Именно этим Тит сейчас и занимался.
Андрей видел, что ассистента снедает любопытство, но не спешил раскрывать карты. По крайней мере, ему не хотелось делать это дважды.
Как и ожидалось, заявилась Мона – в белом лабораторном халате и с пряжей в руках. Она всегда приходила, когда Титу случалось метаться по имению, выполняя загадочные поручения Андрея. Приходила и по вечерам, если стыл ужин. Тогда она садилась в уголке, неподалеку от пустого автожектора, где раньше проводился эксперимент с хомячками, и стучала спицами. Сейчас она вязала Титу перчатки, потому что зимы на Гогланде были довольно холодными.
Заметив ее, Тит еще больше сгорбился над леской и крючками.
– Раз уж все собрались, я, пожалуй, начну. – Андрей взял шприц и вогнал иглу в пузырек с ксиланитом. – Как известно, я занимаюсь изучением функций изолированного мозга. Но я опущу идеи трансгуманизма, чтобы не утомлять вас.

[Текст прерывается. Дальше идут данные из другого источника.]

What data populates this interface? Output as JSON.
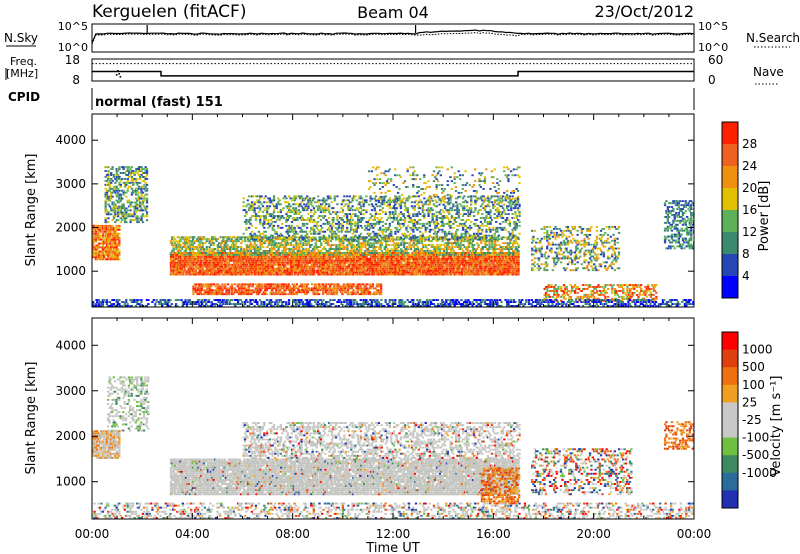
{
  "header": {
    "station": "Kerguelen (fitACF)",
    "beam": "Beam 04",
    "date": "23/Oct/2012"
  },
  "labels": {
    "nsky": "N.Sky",
    "nsearch": "N.Search",
    "freq_line1": "Freq.",
    "freq_line2": "[MHz]",
    "nave": "Nave",
    "cpid": "CPID",
    "cpid_value": "normal (fast) 151",
    "ylabel_power": "Slant Range [km]",
    "ylabel_velocity": "Slant Range [km]",
    "xlabel": "Time UT",
    "power_bar_label": "Power [dB]",
    "velocity_bar_label": "Velocity [m s⁻¹]"
  },
  "colors": {
    "power_scale": [
      "#0000ff",
      "#2546b4",
      "#3c8a6e",
      "#5cb15a",
      "#e0c000",
      "#f09010",
      "#f06020",
      "#ff2000"
    ],
    "velocity_scale": [
      "#2030b0",
      "#2c6c9c",
      "#3e8a60",
      "#70c040",
      "#c8c8c8",
      "#c8c8c8",
      "#f0a020",
      "#f07010",
      "#e04010",
      "#ff0000"
    ],
    "gray_echo": "#c4c4c0"
  },
  "chart_data": [
    {
      "type": "line",
      "panel": "sky-noise",
      "left_ticks": [
        "10^5",
        "10^0"
      ],
      "right_ticks": [
        "10^5",
        "10^0"
      ],
      "series": [
        {
          "name": "N.Sky",
          "style": "solid"
        },
        {
          "name": "N.Search",
          "style": "dotted"
        }
      ]
    },
    {
      "type": "line",
      "panel": "frequency-nave",
      "left_ticks": [
        18,
        8
      ],
      "right_ticks": [
        60,
        0
      ],
      "x": [
        "00:00",
        "02:45",
        "02:45",
        "16:59",
        "16:59",
        "24:00"
      ],
      "series": [
        {
          "name": "Freq.",
          "values": [
            12.3,
            12.3,
            10.3,
            10.3,
            12.3,
            12.3
          ]
        },
        {
          "name": "Nave",
          "values": [
            42,
            42,
            42,
            42,
            42,
            42
          ]
        }
      ]
    },
    {
      "type": "heatmap",
      "panel": "power",
      "ylabel": "Slant Range [km]",
      "ylim": [
        180,
        4600
      ],
      "yticks": [
        1000,
        2000,
        3000,
        4000
      ],
      "xlim": [
        "00:00",
        "24:00"
      ],
      "colorbar": {
        "label": "Power [dB]",
        "ticks": [
          4,
          8,
          12,
          16,
          20,
          24,
          28
        ]
      }
    },
    {
      "type": "heatmap",
      "panel": "velocity",
      "ylabel": "Slant Range [km]",
      "ylim": [
        180,
        4600
      ],
      "yticks": [
        1000,
        2000,
        3000,
        4000
      ],
      "xlabel": "Time UT",
      "xticks": [
        "00:00",
        "04:00",
        "08:00",
        "12:00",
        "16:00",
        "20:00",
        "00:00"
      ],
      "colorbar": {
        "label": "Velocity [m s⁻¹]",
        "ticks": [
          1000,
          500,
          100,
          25,
          -25,
          -100,
          -500,
          -1000
        ]
      }
    }
  ]
}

Когда шприц был заполнен, Андрей оттянул красно-рыжую холку кошки и вколол туда весь набранный препарат. Этой дозы хватило бы и корове, сломавшей ноги, но Андрей снова наполнил шприц.
– Месяц тому назад я совершил несколько поездок, результаты которых могут как ошеломить, так и привести в уныние. – Пальцы Андрея заскользили по бедренным мышцам кошки. Последовала еще одна инъекция успокоительного. – Я обнаружил не только всеобщее изменение свойств воды, но и отыскал разум, кардинально отличающийся от человеческого или разума любого другого существа, известного человеку.
Спицы Моны прекратили перестук. Тит тоже едва мог скрыть волнение. Андрей же продолжал накачивать мертвую кошку препаратом.
– Главным недостатком обычного энцефалографа является высокая чувствительность прибора к тремору пациента. Собственно, поэтому и был собран Волнорез – чтобы без проблем считывать колебания электрической активности мозга на расстоянии. – Отложив шприц, Андрей скептически оглядел кошку. – Тит, изволь леску, если она готова. Не запуталась?
– Нет, всё в порядке.
– Отлично.
Еще раз оттянув загривок кошки, Андрей вогнал туда крючок, а леску бережно спустил с другого края операционного стола. Взял вторую снасть.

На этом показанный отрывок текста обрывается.